Con el KIA Sorento PHEV la marca surcoreana ha alumbrado un producto muy coherente en cuanto a diseño, calidad y precio: un SUV redondo de siete plazas con un carácter híbrido enchufable, que tiene sus puntos a favor (no hay limitaciones en la ciudad) y en contra (hay que saber sacar partido a esa parte eléctrica para que no se vuelva en nuestra contra). Algo que pudimos comprobar en la prueba que llevamos a cabo.
A nivel estético es el mismo coche que KIA nos presentó en 2020, pero en esta ocasión sólo tendremos dos niveles de equipamiento: Drive y Emotion, que se puede completar con el paquete opcional Pack Luxury. No son muchas las opciones, pero la base es bastante completa: faros led, llantas de aleación de 19 pulgadas, acceso sin llaves, arranque por botón, freno de estacionamiento eléctrico y sensores de aparcamiento delanteros y traseros.

Si tuviéramos que elegir una palabra para resumir todo lo que nos ofrece el KIA Sorento PHEV sería comodidad. Su habitáculo cuida a todos los ocupantes por igual, tanto al conductor como a los que ocupan la segunda y, sobre todo, la tercera fila. En marcha destaca su refinamiento y su confort de marcha, características acompañadas por una constante sensación de contundencia, firmeza y seguridad.

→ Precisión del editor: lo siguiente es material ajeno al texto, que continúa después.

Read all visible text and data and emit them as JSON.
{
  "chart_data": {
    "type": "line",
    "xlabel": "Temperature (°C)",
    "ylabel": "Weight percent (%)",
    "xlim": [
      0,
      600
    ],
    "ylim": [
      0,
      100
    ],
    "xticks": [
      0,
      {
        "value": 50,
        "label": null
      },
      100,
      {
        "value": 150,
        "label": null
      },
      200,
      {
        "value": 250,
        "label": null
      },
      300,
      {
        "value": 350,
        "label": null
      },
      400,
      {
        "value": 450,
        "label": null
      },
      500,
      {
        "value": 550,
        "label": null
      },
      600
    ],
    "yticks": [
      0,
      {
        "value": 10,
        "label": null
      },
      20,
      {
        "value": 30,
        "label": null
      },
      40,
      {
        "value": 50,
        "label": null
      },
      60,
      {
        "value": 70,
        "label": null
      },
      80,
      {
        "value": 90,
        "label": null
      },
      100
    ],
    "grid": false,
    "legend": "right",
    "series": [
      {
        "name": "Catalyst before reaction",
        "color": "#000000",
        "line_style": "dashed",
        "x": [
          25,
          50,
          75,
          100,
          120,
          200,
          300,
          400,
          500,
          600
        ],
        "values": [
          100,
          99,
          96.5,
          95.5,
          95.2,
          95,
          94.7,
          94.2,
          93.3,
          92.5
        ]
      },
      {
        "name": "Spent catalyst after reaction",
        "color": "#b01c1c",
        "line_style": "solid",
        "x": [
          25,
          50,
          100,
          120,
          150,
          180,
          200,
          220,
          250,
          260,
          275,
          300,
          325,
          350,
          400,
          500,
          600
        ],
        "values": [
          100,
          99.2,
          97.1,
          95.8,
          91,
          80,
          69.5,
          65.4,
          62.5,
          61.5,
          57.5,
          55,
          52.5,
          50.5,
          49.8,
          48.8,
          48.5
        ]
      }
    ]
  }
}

Conducir el KIA Sorento híbrido enchufable es sencillo por su suave comportamiento, que sólo se resiente en las recuperaciones y en el paso por curva: en el algún momento teníamos que notar esas medidas y ese peso. No obstante, su sistema rinde de manera notable: contamos con un bloque de gasolina T-GDI Smartstream de 1,6 litros que entrega 180 CV de potencia y tiene un par motor de 265 Nm y con un motor eléctrico de 91 CV y 304 Nm. Juntos entregan 265 CV de potencia y 350 Nm de par. Es el más potente de la gama y puede estar a nuestra disposición desde 45.500 euros.